Cuando llega la hora del iftar, la de la ruptura del ayuno por Ramadán, hay que ir con mucho cuidado porque es la más tensa del día. Hay que recordar que es el momento en el que los creyentes llevan más horas sin comer, sin beber y algo que suele crispar mucho los nervios: sin fumar. Por eso en las casas se hace un silencio sepulcral, con los platos llenos de humeante harira y la mesa llena de deliciosos manjares, todos atentos al reloj como esperando el pistoletazo de salida de una carrera. En casa teníamos una tabla colgada en la cocina con la hora exacta en la que salía y se ponía el Sol. También contenía la de los rezos, pero la que teníamos marcada con fluorescente era la del momento de ponerse el Sol, cuando, por fin, podríamos recuperar el aliento y la claridad mental volviendo a comer y beber.

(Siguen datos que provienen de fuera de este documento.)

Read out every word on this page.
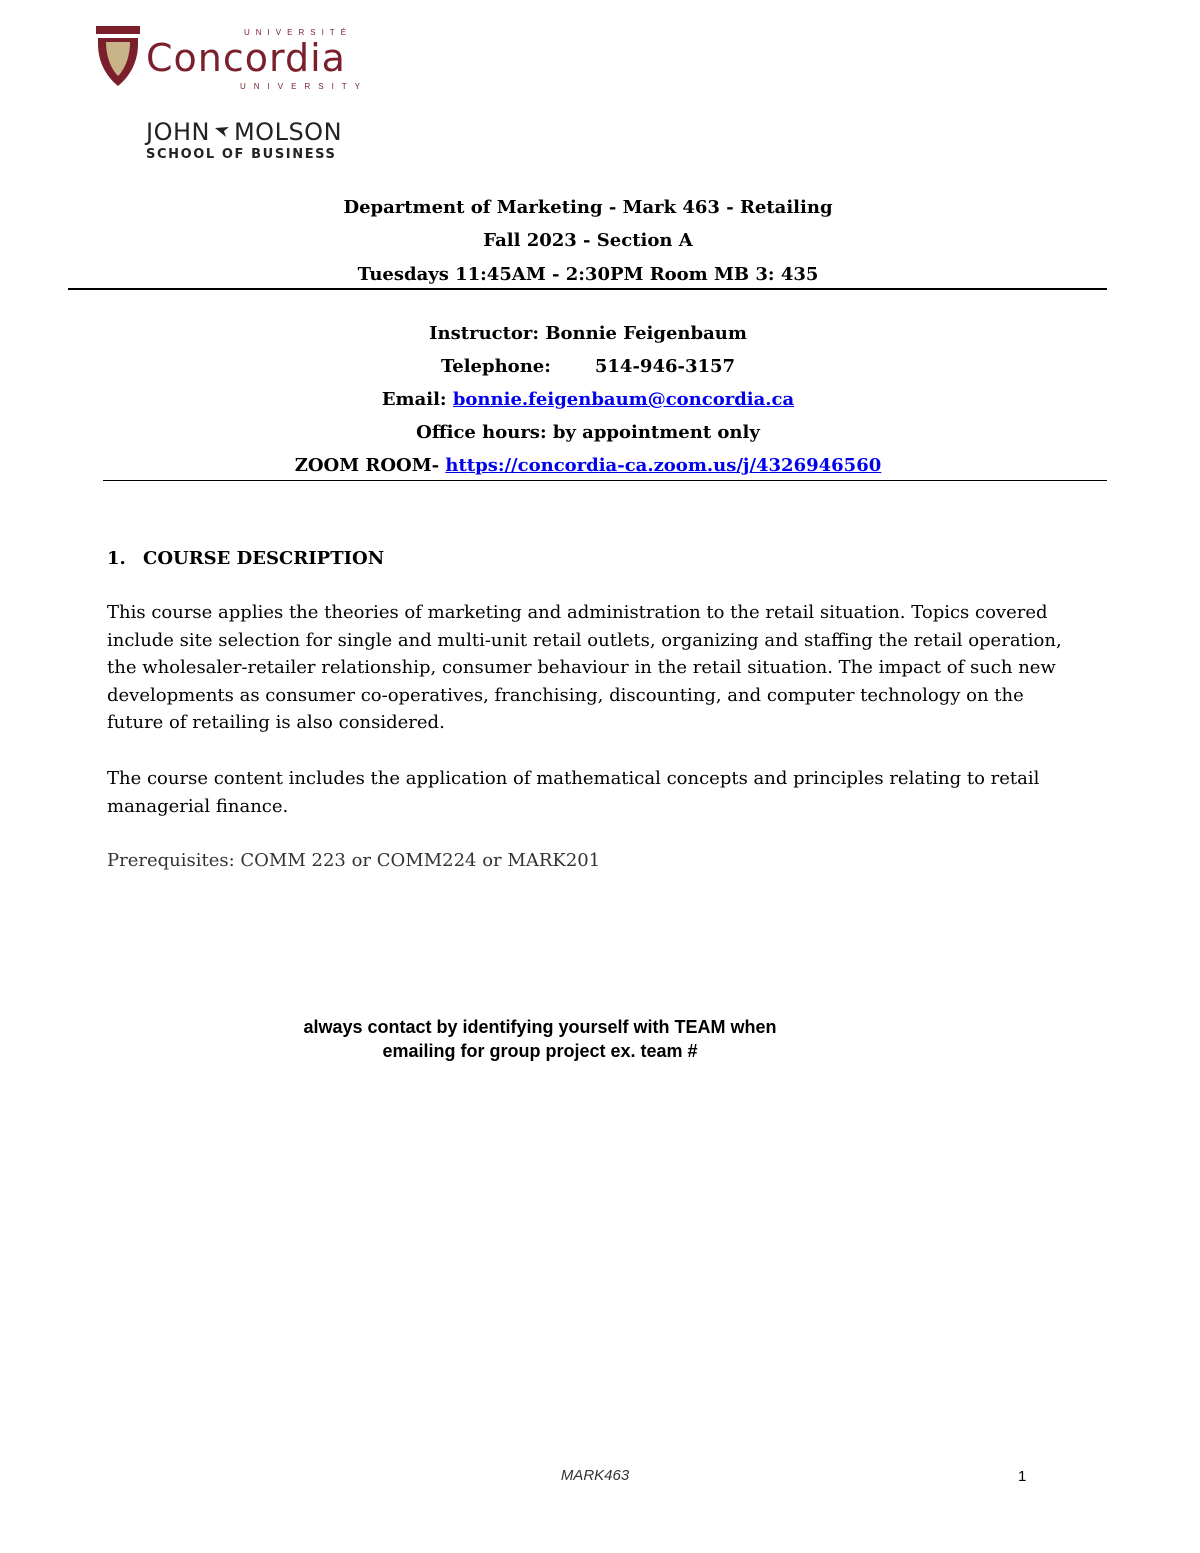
UNIVERSITÉ
Concordia
UNIVERSITY
JOHN MOLSON
SCHOOL OF BUSINESS
Department of Marketing - Mark 463 - Retailing
Fall 2023 - Section A
Tuesdays 11:45AM - 2:30PM Room MB 3: 435
Instructor: Bonnie Feigenbaum
Telephone: 514-946-3157
Email: bonnie.feigenbaum@concordia.ca
Office hours: by appointment only
ZOOM ROOM- https://concordia-ca.zoom.us/j/4326946560
1. COURSE DESCRIPTION
This course applies the theories of marketing and administration to the retail situation. Topics covered include site selection for single and multi-unit retail outlets, organizing and staffing the retail operation, the wholesaler-retailer relationship, consumer behaviour in the retail situation. The impact of such new developments as consumer co-operatives, franchising, discounting, and computer technology on the future of retailing is also considered.
The course content includes the application of mathematical concepts and principles relating to retail managerial finance.
Prerequisites: COMM 223 or COMM224 or MARK201
always contact by identifying yourself with TEAM when
emailing for group project ex. team #
MARK463	1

Por todo esto, ningún musulmán mínimamente sensato dejaría una conversación difícil, como la del otro día de Pedro Sánchez con Mohamed VI, para el momento del iftar.

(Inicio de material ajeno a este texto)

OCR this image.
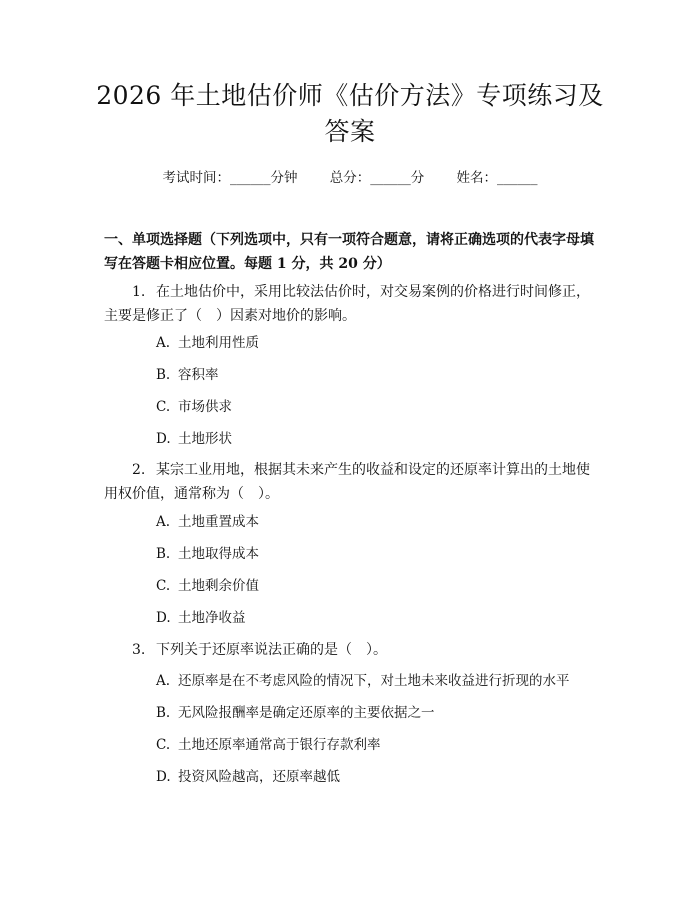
2026 年土地估价师《估价方法》专项练习及答案
考试时间：______分钟 总分：______分 姓名：______
一、单项选择题（下列选项中，只有一项符合题意，请将正确选项的代表字母填写在答题卡相应位置。每题 1 分，共 20 分）
1. 在土地估价中，采用比较法估价时，对交易案例的价格进行时间修正，主要是修正了（　）因素对地价的影响。
A. 土地利用性质
B. 容积率
C. 市场供求
D. 土地形状
2. 某宗工业用地，根据其未来产生的收益和设定的还原率计算出的土地使用权价值，通常称为（　）。
A. 土地重置成本
B. 土地取得成本
C. 土地剩余价值
D. 土地净收益
3. 下列关于还原率说法正确的是（　）。
A. 还原率是在不考虑风险的情况下，对土地未来收益进行折现的水平
B. 无风险报酬率是确定还原率的主要依据之一
C. 土地还原率通常高于银行存款利率
D. 投资风险越高，还原率越低
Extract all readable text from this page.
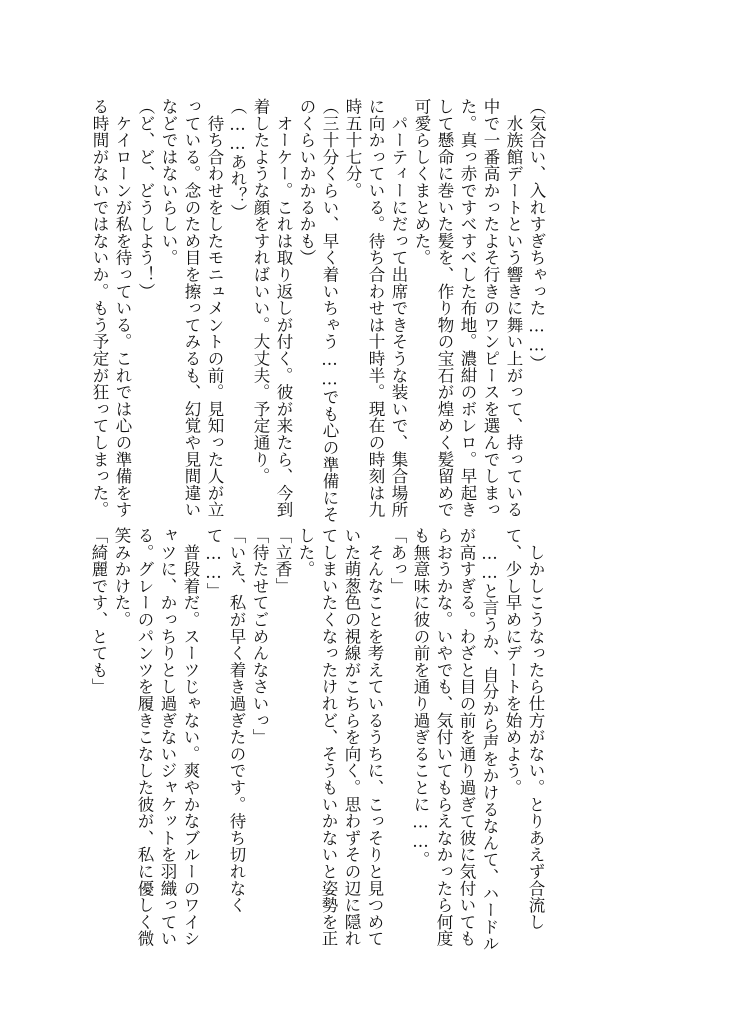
（気合い、入れすぎちゃった……）

　水族館デートという響きに舞い上がって、持っている

中で一番高かったよそ行きのワンピースを選んでしまっ

た。真っ赤ですべすべした布地。濃紺のボレロ。早起き

して懸命に巻いた髪を、作り物の宝石が煌めく髪留めで

可愛らしくまとめた。

　パーティーにだって出席できそうな装いで、集合場所

に向かっている。待ち合わせは十時半。現在の時刻は九

時五十七分。

（三十分くらい、早く着いちゃう……でも心の準備にそ

のくらいかかるかも）

　オーケー。これは取り返しが付く。彼が来たら、今到

着したような顔をすればいい。大丈夫。予定通り。

（……あれ？）

　待ち合わせをしたモニュメントの前。見知った人が立

っている。念のため目を擦ってみるも、幻覚や見間違い

などではないらしい。

（ど、ど、どうしよう！）

　ケイローンが私を待っている。これでは心の準備をす

る時間がないではないか。もう予定が狂ってしまった。

　しかしこうなったら仕方がない。とりあえず合流し

て、少し早めにデートを始めよう。

　……と言うか、自分から声をかけるなんて、ハードル

が高すぎる。わざと目の前を通り過ぎて彼に気付いても

らおうかな。いやでも、気付いてもらえなかったら何度

も無意味に彼の前を通り過ぎることに……。

「あっ」

　そんなことを考えているうちに、こっそりと見つめて

いた萌葱色の視線がこちらを向く。思わずその辺に隠れ

てしまいたくなったけれど、そうもいかないと姿勢を正

した。

「立香」

「待たせてごめんなさいっ」

「いえ、私が早く着き過ぎたのです。待ち切れなく

て……」

　普段着だ。スーツじゃない。爽やかなブルーのワイシ

ャツに、かっちりとし過ぎないジャケットを羽織ってい

る。グレーのパンツを履きこなした彼が、私に優しく微

笑みかけた。

「綺麗です、とても」
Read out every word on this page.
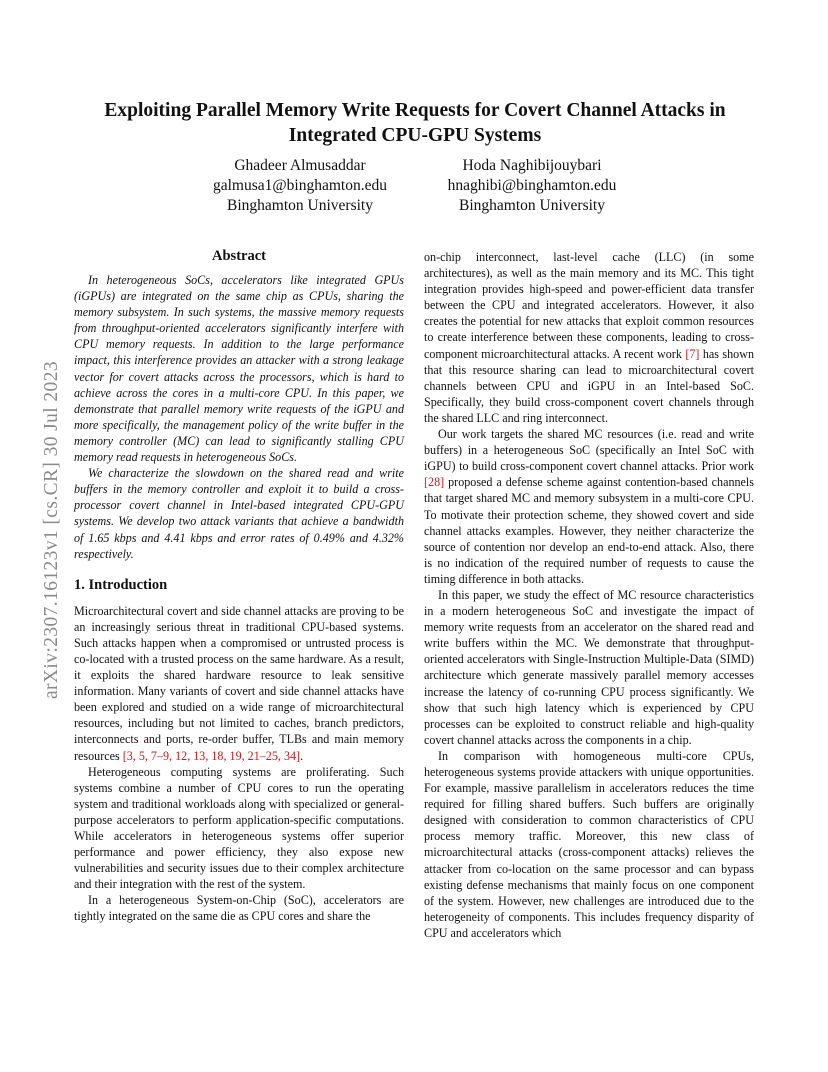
arXiv:2307.16123v1 [cs.CR] 30 Jul 2023
Exploiting Parallel Memory Write Requests for Covert Channel Attacks in Integrated CPU-GPU Systems
Ghadeer Almusaddar
galmusa1@binghamton.edu
Binghamton University
Hoda Naghibijouybari
hnaghibi@binghamton.edu
Binghamton University
Abstract

In heterogeneous SoCs, accelerators like integrated GPUs (iGPUs) are integrated on the same chip as CPUs, sharing the memory subsystem. In such systems, the massive memory requests from throughput-oriented accelerators significantly interfere with CPU memory requests. In addition to the large performance impact, this interference provides an attacker with a strong leakage vector for covert attacks across the processors, which is hard to achieve across the cores in a multi-core CPU. In this paper, we demonstrate that parallel memory write requests of the iGPU and more specifically, the management policy of the write buffer in the memory controller (MC) can lead to significantly stalling CPU memory read requests in heterogeneous SoCs.

We characterize the slowdown on the shared read and write buffers in the memory controller and exploit it to build a cross-processor covert channel in Intel-based integrated CPU-GPU systems. We develop two attack variants that achieve a bandwidth of 1.65 kbps and 4.41 kbps and error rates of 0.49% and 4.32% respectively.

1. Introduction

Microarchitectural covert and side channel attacks are proving to be an increasingly serious threat in traditional CPU-based systems. Such attacks happen when a compromised or untrusted process is co-located with a trusted process on the same hardware. As a result, it exploits the shared hardware resource to leak sensitive information. Many variants of covert and side channel attacks have been explored and studied on a wide range of microarchitectural resources, including but not limited to caches, branch predictors, interconnects and ports, re-order buffer, TLBs and main memory resources [3, 5, 7–9, 12, 13, 18, 19, 21–25, 34].

Heterogeneous computing systems are proliferating. Such systems combine a number of CPU cores to run the operating system and traditional workloads along with specialized or general-purpose accelerators to perform application-specific computations. While accelerators in heterogeneous systems offer superior performance and power efficiency, they also expose new vulnerabilities and security issues due to their complex architecture and their integration with the rest of the system.

In a heterogeneous System-on-Chip (SoC), accelerators are tightly integrated on the same die as CPU cores and share the

on-chip interconnect, last-level cache (LLC) (in some architectures), as well as the main memory and its MC. This tight integration provides high-speed and power-efficient data transfer between the CPU and integrated accelerators. However, it also creates the potential for new attacks that exploit common resources to create interference between these components, leading to cross-component microarchitectural attacks. A recent work [7] has shown that this resource sharing can lead to microarchitectural covert channels between CPU and iGPU in an Intel-based SoC. Specifically, they build cross-component covert channels through the shared LLC and ring interconnect.

Our work targets the shared MC resources (i.e. read and write buffers) in a heterogeneous SoC (specifically an Intel SoC with iGPU) to build cross-component covert channel attacks. Prior work [28] proposed a defense scheme against contention-based channels that target shared MC and memory subsystem in a multi-core CPU. To motivate their protection scheme, they showed covert and side channel attacks examples. However, they neither characterize the source of contention nor develop an end-to-end attack. Also, there is no indication of the required number of requests to cause the timing difference in both attacks.

In this paper, we study the effect of MC resource characteristics in a modern heterogeneous SoC and investigate the impact of memory write requests from an accelerator on the shared read and write buffers within the MC. We demonstrate that throughput-oriented accelerators with Single-Instruction Multiple-Data (SIMD) architecture which generate massively parallel memory accesses increase the latency of co-running CPU process significantly. We show that such high latency which is experienced by CPU processes can be exploited to construct reliable and high-quality covert channel attacks across the components in a chip.

In comparison with homogeneous multi-core CPUs, heterogeneous systems provide attackers with unique opportunities. For example, massive parallelism in accelerators reduces the time required for filling shared buffers. Such buffers are originally designed with consideration to common characteristics of CPU process memory traffic. Moreover, this new class of microarchitectural attacks (cross-component attacks) relieves the attacker from co-location on the same processor and can bypass existing defense mechanisms that mainly focus on one component of the system. However, new challenges are introduced due to the heterogeneity of components. This includes frequency disparity of CPU and accelerators which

No hay forma más eficaz de obsesionarse con la comida y el agua que prohibiéndolos. Ni que sea unas horas. Recuerdo madrugar para comer estofados de ternera con verduras y volver a dormir. Luego estar todo el día con la boca seca, deseando que acabara pronto el día, a veces enjuagándome con un poco de agua. Si estaba ocupada en cosas, el tiempo pasaba volando, pero las tardes de los fines de semana con el aroma de la harira estimulando los jugos gástricos de un estómago vacío se hacían interminables. Después de probar algunos bocados, empezaban los retortijones. Cualquiera que tenga cierta predisposición a la bulimia o la anorexia tiene en el Ramadán un perfecto detonante. Y es la prueba de que el ayuno intermitente no funciona: muchos musulmanes ganan tantos kilos durante el mes sagrado como en Navidad quienes la celebran.

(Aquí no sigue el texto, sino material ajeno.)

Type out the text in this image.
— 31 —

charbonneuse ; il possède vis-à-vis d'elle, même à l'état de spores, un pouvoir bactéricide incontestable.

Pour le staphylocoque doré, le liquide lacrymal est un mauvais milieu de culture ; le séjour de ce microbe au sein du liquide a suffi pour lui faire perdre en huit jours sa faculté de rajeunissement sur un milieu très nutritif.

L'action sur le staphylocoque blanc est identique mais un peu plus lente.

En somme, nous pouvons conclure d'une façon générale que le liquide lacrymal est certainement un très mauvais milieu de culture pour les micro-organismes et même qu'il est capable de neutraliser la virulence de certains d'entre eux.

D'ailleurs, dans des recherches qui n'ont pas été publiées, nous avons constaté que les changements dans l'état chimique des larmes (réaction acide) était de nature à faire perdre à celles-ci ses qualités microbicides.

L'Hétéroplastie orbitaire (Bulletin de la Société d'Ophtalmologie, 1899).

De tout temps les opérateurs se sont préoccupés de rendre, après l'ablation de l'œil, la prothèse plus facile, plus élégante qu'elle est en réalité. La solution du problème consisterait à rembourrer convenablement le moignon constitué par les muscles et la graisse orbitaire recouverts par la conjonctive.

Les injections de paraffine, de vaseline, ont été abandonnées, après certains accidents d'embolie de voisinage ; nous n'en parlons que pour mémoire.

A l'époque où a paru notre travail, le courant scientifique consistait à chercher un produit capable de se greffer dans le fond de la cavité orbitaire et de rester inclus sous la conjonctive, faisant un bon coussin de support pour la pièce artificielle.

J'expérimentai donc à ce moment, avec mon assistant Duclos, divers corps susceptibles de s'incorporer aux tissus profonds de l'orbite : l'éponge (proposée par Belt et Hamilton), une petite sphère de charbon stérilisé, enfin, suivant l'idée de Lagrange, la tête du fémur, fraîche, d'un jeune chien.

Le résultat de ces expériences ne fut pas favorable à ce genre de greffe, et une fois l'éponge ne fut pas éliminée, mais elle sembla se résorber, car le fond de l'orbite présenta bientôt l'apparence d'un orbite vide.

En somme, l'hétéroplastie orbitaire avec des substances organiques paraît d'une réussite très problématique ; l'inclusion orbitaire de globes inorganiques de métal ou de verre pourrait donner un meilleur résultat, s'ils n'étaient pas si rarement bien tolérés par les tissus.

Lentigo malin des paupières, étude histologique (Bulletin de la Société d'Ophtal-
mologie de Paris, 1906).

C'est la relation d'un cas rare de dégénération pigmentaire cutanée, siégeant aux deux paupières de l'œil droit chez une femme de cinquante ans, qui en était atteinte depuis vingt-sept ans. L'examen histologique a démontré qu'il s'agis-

Hay algo alienante en el hecho de someterse a un sacrificio tan duro, a vivir cada año 28 días de privaciones impuestas por la fe, a tener que pasar hambre cuando se tiene la nevera llena. Que el Ramadán es una experiencia durísima no lo admite casi ningún musulmán. Porque supone una ofensa, pero también porque tiene una enorme carga emocional al tratarse de una celebración que impregna la memoria familiar. Pero aun así yo me pregunto si no podríamos buscar rituales menos draconianos. Los teólogos insisten en que es un mes que nos acerca a Dios, pero a mí a lo único a lo que me acercó fue a la obsesión por la comida. También entendí que de nada sirve entrenarse en el sufrimiento porque lo único que deseamos cuando termina es olvidarlo para siempre.